1. A crystalline oxide film having aluminum and one or more metal elements other than aluminum as its main components, having a corundum structure and a lattice constant of 4.94 to 5.02 Å in the a-axis, and A crystalline oxide film on the first crystalline oxide film, comprising a second crystalline oxide film mainly composed of gallium, The crystalline laminated structure is characterized in that the first crystalline oxide film is one of the following: (Al x Fe 1-x) 2 O 3 (where x = 0.06 to 0.34), (Al x Ti 1-x) 2 O 3 (where x = 0.33 to 0.54), (Al x In 1-x) 2 O 3 (where x = 0.63 to 0.75), or (Al x Rh 1-x) 2 O 3 (where x = 0.28 to 0.51).

2. The crystal defect density on the surface of the second crystalline oxide film is 1.0 × 10⁻⁶. 6 / cm 2 The crystalline laminated structure according to claim 1, characterized in that it is as follows.

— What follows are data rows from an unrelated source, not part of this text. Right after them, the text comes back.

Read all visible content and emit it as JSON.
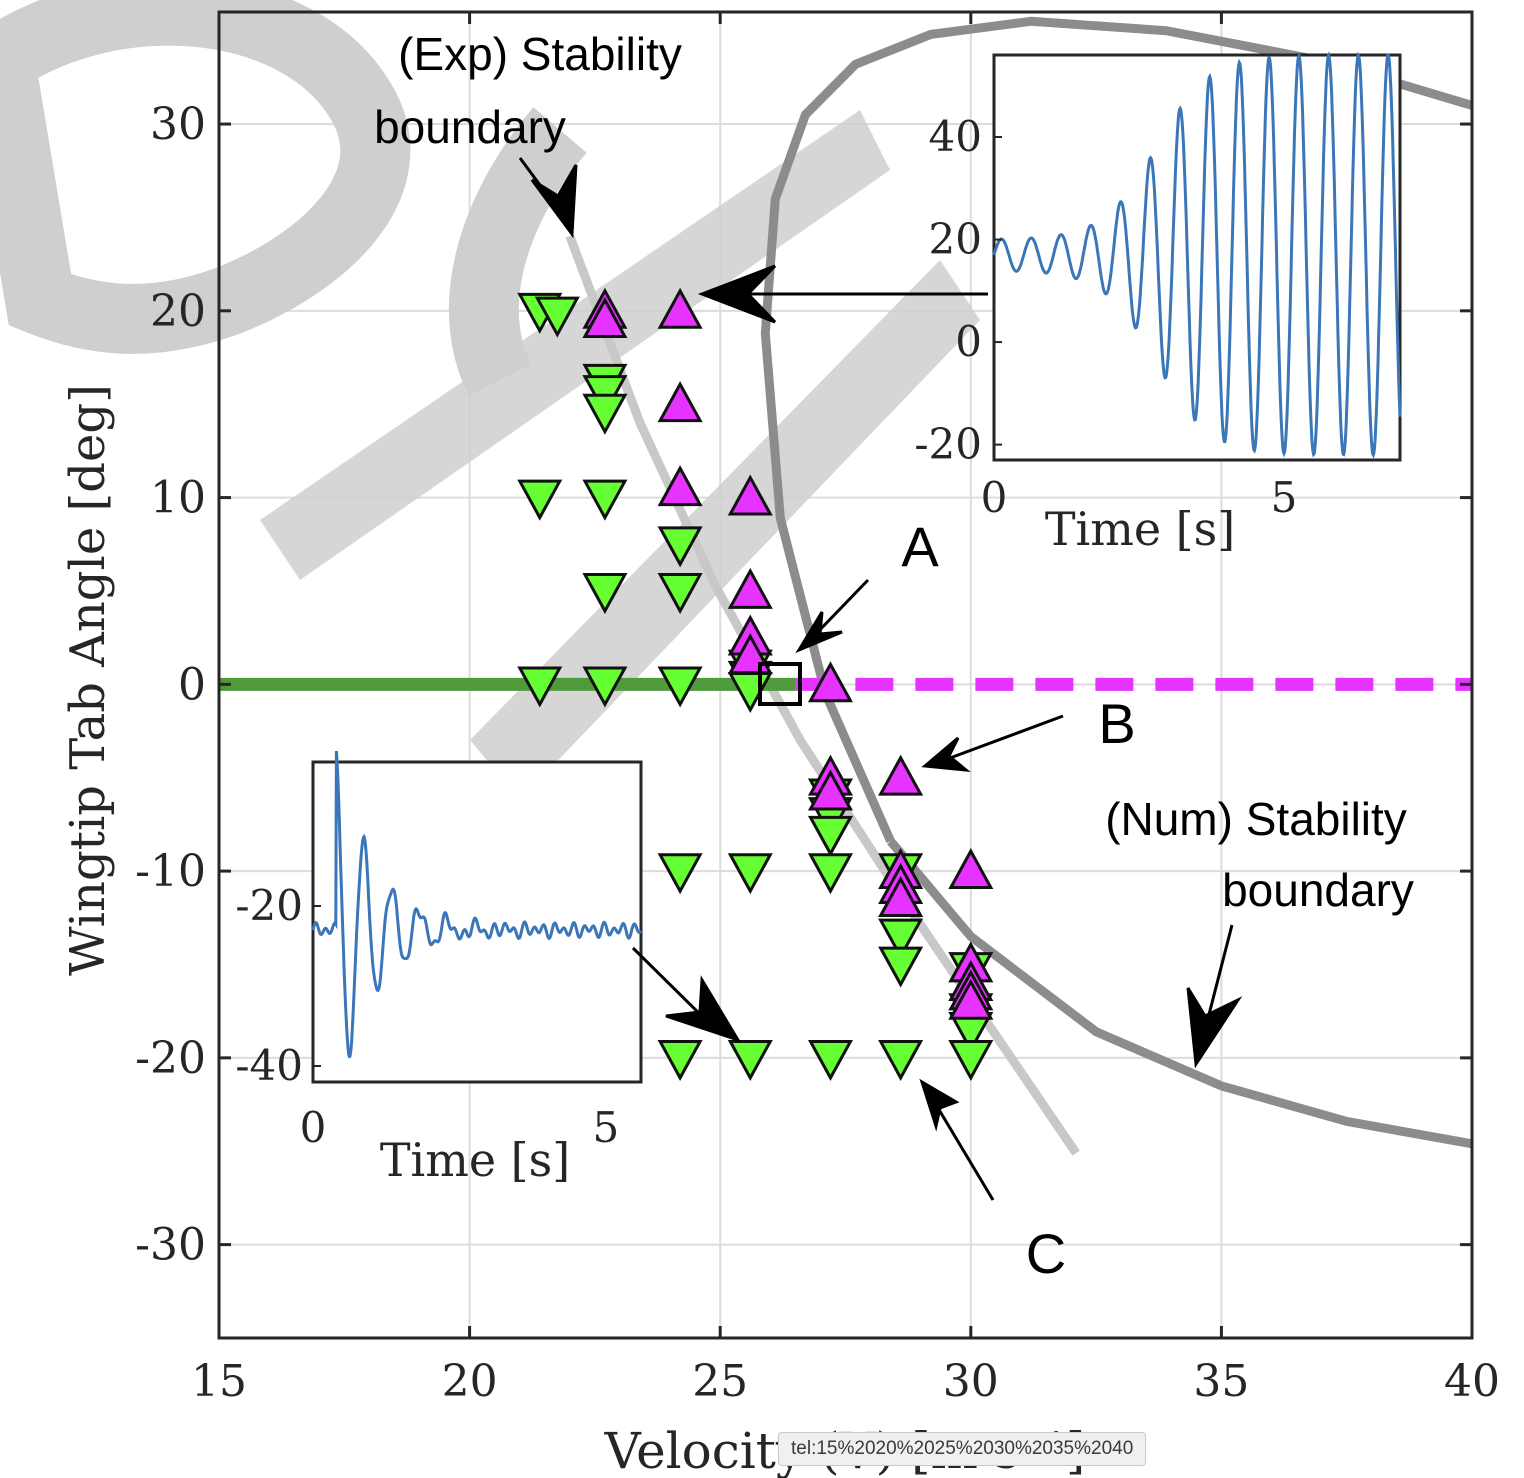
{
  "chart_data": {
    "type": "scatter",
    "xlabel": "Velocity (V) [m s⁻¹]",
    "ylabel": "Wingtip Tab Angle [deg]",
    "xlim": [
      15,
      40
    ],
    "ylim": [
      -35,
      36
    ],
    "xticks": [
      "15",
      "20",
      "25",
      "30",
      "35",
      "40"
    ],
    "yticks": [
      "-30",
      "-20",
      "-10",
      "0",
      "10",
      "20",
      "30"
    ],
    "grid": true,
    "colors": {
      "stable": "#66ff33",
      "unstable": "#e633ff",
      "stable_line": "#4f9a3a",
      "num_boundary": "#8c8c8c",
      "exp_boundary": "#c8c8c8",
      "time_trace": "#3a76b8"
    },
    "series": [
      {
        "marker": "triangle-down",
        "color": "#66ff33",
        "points": [
          [
            21.4,
            20
          ],
          [
            21.75,
            19.8
          ],
          [
            22.7,
            16.2
          ],
          [
            22.7,
            15.6
          ],
          [
            22.7,
            14.6
          ],
          [
            21.4,
            10
          ],
          [
            22.7,
            10
          ],
          [
            24.2,
            7.5
          ],
          [
            22.7,
            5
          ],
          [
            24.2,
            5
          ],
          [
            21.4,
            0
          ],
          [
            22.7,
            0
          ],
          [
            24.2,
            0
          ],
          [
            25.6,
            0.9
          ],
          [
            25.6,
            0.3
          ],
          [
            25.6,
            -0.3
          ],
          [
            27.2,
            -6
          ],
          [
            27.2,
            -7
          ],
          [
            27.2,
            -8
          ],
          [
            22.7,
            -10
          ],
          [
            24.2,
            -10
          ],
          [
            25.6,
            -10
          ],
          [
            27.2,
            -10
          ],
          [
            28.6,
            -10
          ],
          [
            28.6,
            -13.5
          ],
          [
            28.6,
            -15
          ],
          [
            30,
            -15.3
          ],
          [
            30,
            -17.5
          ],
          [
            30,
            -18.5
          ],
          [
            24.2,
            -20
          ],
          [
            25.6,
            -20
          ],
          [
            27.2,
            -20
          ],
          [
            28.6,
            -20
          ],
          [
            30,
            -20
          ]
        ]
      },
      {
        "marker": "triangle-up",
        "color": "#e633ff",
        "points": [
          [
            22.7,
            20
          ],
          [
            22.7,
            19.5
          ],
          [
            24.2,
            20
          ],
          [
            24.2,
            15
          ],
          [
            24.2,
            10.5
          ],
          [
            25.6,
            10
          ],
          [
            25.6,
            5
          ],
          [
            25.6,
            2.5
          ],
          [
            25.6,
            1.5
          ],
          [
            27.2,
            0
          ],
          [
            27.2,
            -5
          ],
          [
            27.2,
            -5.8
          ],
          [
            28.6,
            -5
          ],
          [
            28.6,
            -10
          ],
          [
            28.6,
            -10.8
          ],
          [
            28.6,
            -11.5
          ],
          [
            30,
            -10
          ],
          [
            30,
            -15
          ],
          [
            30,
            -16
          ],
          [
            30,
            -16.5
          ],
          [
            30,
            -17
          ]
        ]
      }
    ],
    "stable_line": {
      "x": [
        15,
        26.5
      ],
      "y": 0
    },
    "unstable_line": {
      "x": [
        26.5,
        40
      ],
      "y": 0
    },
    "num_boundary": {
      "x": [
        28.4,
        27.1,
        26.2,
        25.9,
        26.1,
        26.7,
        27.7,
        29.2,
        31.2,
        33.9,
        37.0,
        40.0
      ],
      "y": [
        -8.4,
        -0.5,
        8.9,
        18.8,
        26.0,
        30.5,
        33.2,
        34.8,
        35.5,
        35.0,
        33.4,
        31.0
      ]
    },
    "num_boundary_lower": {
      "x": [
        28.4,
        30.0,
        32.5,
        35.0,
        37.5,
        40.0
      ],
      "y": [
        -8.4,
        -13.5,
        -18.6,
        -21.5,
        -23.4,
        -24.6
      ]
    },
    "exp_boundary": {
      "x": [
        22.0,
        23.4,
        24.9,
        26.6,
        28.7,
        32.1
      ],
      "y": [
        24.0,
        14.0,
        5.3,
        -3.0,
        -11.7,
        -25.1
      ]
    },
    "annotations": [
      {
        "label": "(Exp) Stability",
        "label2": "boundary"
      },
      {
        "label": "(Num) Stability",
        "label2": "boundary"
      },
      {
        "label": "A"
      },
      {
        "label": "B"
      },
      {
        "label": "C"
      }
    ],
    "insets": [
      {
        "xlabel": "Time [s]",
        "xticks": [
          "0",
          "5"
        ],
        "yticks": [
          "40",
          "20",
          "0",
          "-20"
        ],
        "xlim": [
          0,
          7
        ],
        "ylim": [
          -23,
          56
        ]
      },
      {
        "xlabel": "Time [s]",
        "xticks": [
          "0",
          "5"
        ],
        "yticks": [
          "-20",
          "-40"
        ],
        "xlim": [
          0,
          5.6
        ],
        "ylim": [
          -42,
          -2
        ]
      }
    ]
  },
  "status_bar": {
    "text": "tel:15%2020%2025%2030%2035%2040"
  }
}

3. The crystalline laminated structure according to claim 1 or 2, characterized in that the X-ray rocking curve full width at half maximum of the (104) plane of the second crystalline oxide film is 500 seconds or less.

4. The surface area of ​​the second crystalline oxide film is 100 mm². 2 A crystalline laminated structure according to any one of claims 1 to 3, characterized in that it is 2 inches (50 mm) or larger in diameter.

5. A semiconductor device comprising a crystalline laminated structure as described in any one of claims 1 to 4.

6. A process for forming a first crystalline oxide film having a corundum structure and mainly composed of aluminum and one or more metal elements other than aluminum, directly or via another layer, on a substrate by mist CVD using a solution containing aluminum, one or more metal elements other than aluminum, and acetylacetone as raw materials, wherein the first crystalline oxide film has an a-axis lattice constant of 4.94 to 5.02 Å, and A method for manufacturing a crystalline laminated structure, comprising the step of forming a second crystalline oxide film mainly composed of gallium on the first crystalline oxide film directly or via another layer.

7. The method for manufacturing a crystalline laminated structure according to claim 6, characterized in that the one or more metal elements other than aluminum are iron, titanium, indium, and rhodium.